Among the changes some other hospitals have tried:

–The emergency department at Stony Brook University Medical Center in Long Island, N.Y., grew tired of having the hallways lined with patients on gurneys who needed to be admitted to the regular medical or surgical floors. But it now has procedures to send some patients upstairs anyway, even if it means they lie on a gurney in the hallway near the nursing station. That has helped the rest of the hospital become more attuned to the needs of the emergency department – and much faster at finding the needed beds, according to Dr. Peter Viccellio, clinical director of emergency medicine.

“It’s like a fire alarm that goes on at the institutional level – everyone knows there’s a problem in the emergency department, we’re at capacity,” he said.

–Doctors at Providence Hospital in Washington, D.C., used community health workers to identify emergency patients who with a little guidance could get their needs met in a community setting such as a primary care, HIV/AIDS or mental health clinic.

“They did a fantastic job of decreasing the return revisits,” said Dr. Kim Bullock, the hospital’s assistant director for the emergency department. But the project ended when the year-long grant ran out. Under traditional fee-for-service payment plans, Providence has no way of getting reimbursed for the work. The hospital is looking for another grant – or waiting to see whether payment changes expected under health reform make programs like this more viable in the next few years.

–Emergency physicians at Good Samaritan Hospital in West Islip, N.Y., on the South Shore of Long Island, take over one of the hospital’s walk-in surgery units after it empties out around 4 p.m. – just in time, because the emergency room generally starts getting crowded by mid-afternoon.

In addition to offering space, the program focuses on patients who score in the middle of the five-point triage scale, whose risk is just not clear cut and who are often at risk for leaving without being seen. For example, does that patient have severe stomach flu – or is it an ectopic pregnancy or a bowel obstruction? An intense migraine – or a brain bleed?

It’s not clear that initiatives such as these can keep up with the growing number of patients in emergency departments, especially as some hospitals close and demand continues to grow from the ranks of people newly insured and an aging population. In addition, there is no one easy answer for hospitals–sometimes projects that are hugely successful in one hospital flop somewhere else.

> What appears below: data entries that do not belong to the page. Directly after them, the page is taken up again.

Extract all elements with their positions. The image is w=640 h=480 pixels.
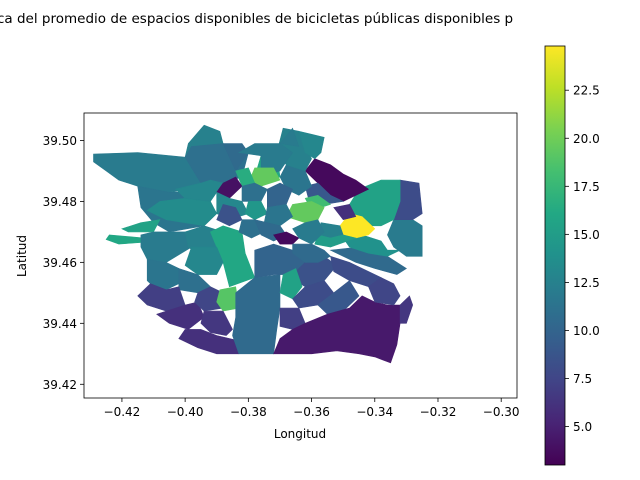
region-22	[232, 274, 281, 355]
region-65	[292, 243, 332, 263]
colorbar-tick-label: 20.0	[573, 132, 600, 146]
map-regions	[93, 124, 423, 364]
y-tick-label: 39.50	[43, 134, 77, 148]
region-52	[216, 176, 243, 199]
region-56	[216, 204, 243, 227]
x-tick-label: −0.32	[420, 405, 457, 419]
colorbar-gradient	[544, 45, 566, 466]
region-25	[279, 268, 303, 300]
region-47	[279, 127, 300, 147]
region-49	[237, 143, 294, 178]
region-14	[184, 246, 224, 275]
colorbar-tick-label: 10.0	[573, 324, 600, 338]
region-9	[105, 234, 145, 245]
region-10	[140, 231, 192, 263]
chart-title: ca del promedio de espacios disponibles …	[0, 11, 513, 27]
y-axis-label: Latitud	[15, 235, 29, 277]
colorbar-tick-label: 5.0	[573, 420, 592, 434]
axes-border	[83, 112, 518, 399]
region-57	[244, 201, 268, 221]
region-42	[304, 158, 370, 202]
region-19	[216, 286, 240, 312]
x-tick-label: −0.38	[230, 405, 267, 419]
axes-frame	[83, 112, 518, 399]
y-tick-label: 39.44	[43, 317, 77, 331]
colorbar: 5.0 7.5 10.0 12.5 15.0 17.5 20.0 22.5	[544, 45, 600, 466]
region-53	[241, 182, 268, 202]
region-7	[175, 179, 224, 202]
y-tick-label: 39.42	[43, 378, 77, 392]
region-29	[273, 295, 401, 364]
region-8	[121, 219, 161, 233]
region-41	[314, 234, 357, 248]
colorbar-tick-label: 15.0	[573, 228, 600, 242]
x-tick-label: −0.36	[293, 405, 330, 419]
x-tick-label: −0.40	[167, 405, 204, 419]
x-axis-ticks: −0.42 −0.40 −0.38 −0.36 −0.34 −0.32 −0.30	[104, 398, 520, 419]
colorbar-tick-label: 22.5	[573, 84, 600, 98]
region-46	[298, 130, 325, 160]
y-tick-label: 39.48	[43, 195, 77, 209]
y-axis-ticks: 39.42 39.44 39.46 39.48 39.50	[43, 134, 84, 392]
region-31	[368, 277, 401, 306]
region-54	[266, 182, 293, 208]
x-tick-label: −0.34	[356, 405, 393, 419]
region-17	[156, 301, 205, 330]
region-35	[387, 219, 423, 257]
colorbar-tick-label: 7.5	[573, 372, 592, 386]
region-63	[273, 231, 300, 245]
region-20	[200, 310, 233, 336]
x-tick-label: −0.42	[104, 405, 141, 419]
region-39	[333, 204, 357, 221]
colorbar-tick-label: 12.5	[573, 276, 600, 290]
y-tick-label: 39.46	[43, 256, 77, 270]
colorbar-tick-label: 17.5	[573, 180, 600, 194]
x-tick-label: −0.30	[483, 405, 520, 419]
region-32	[399, 295, 414, 324]
x-axis-label: Longitud	[274, 427, 326, 441]
region-61	[263, 204, 293, 227]
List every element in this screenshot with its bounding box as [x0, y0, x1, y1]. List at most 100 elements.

Yet even as emergency departments work on new initiatives, some experts argue that attention should be focused instead on the hospital as a whole. Dr. Art Kellermann, a Rand Corp. scholar and an emergency care physician, says such “workarounds” let hospitals off the hook. “The reality,” he said, “is the rest of the hospital doesn’t want to deal with the fact that the overcrowded ER is a sure absolute sign of a poorly managed hospital.”

Not all experts share that view. “It all depends on where you create bottlenecks,” in the inpatient side or in the ED itself, said Dr. Joseph “Jody” Crane, an emergency physician at Mary Washington Hospital in Fredericksburg, Va., and a faculty member of the Institute of Healthcare Improvement. “It doesn’t make sense to point fingers,” he said.

Foley came away a believer. “I thought it would be five or six hours — two hours to get in, another few to get out.” Instead “I iced and elevated my arm like they told me to – but I stayed for the rest of the JazzFest.”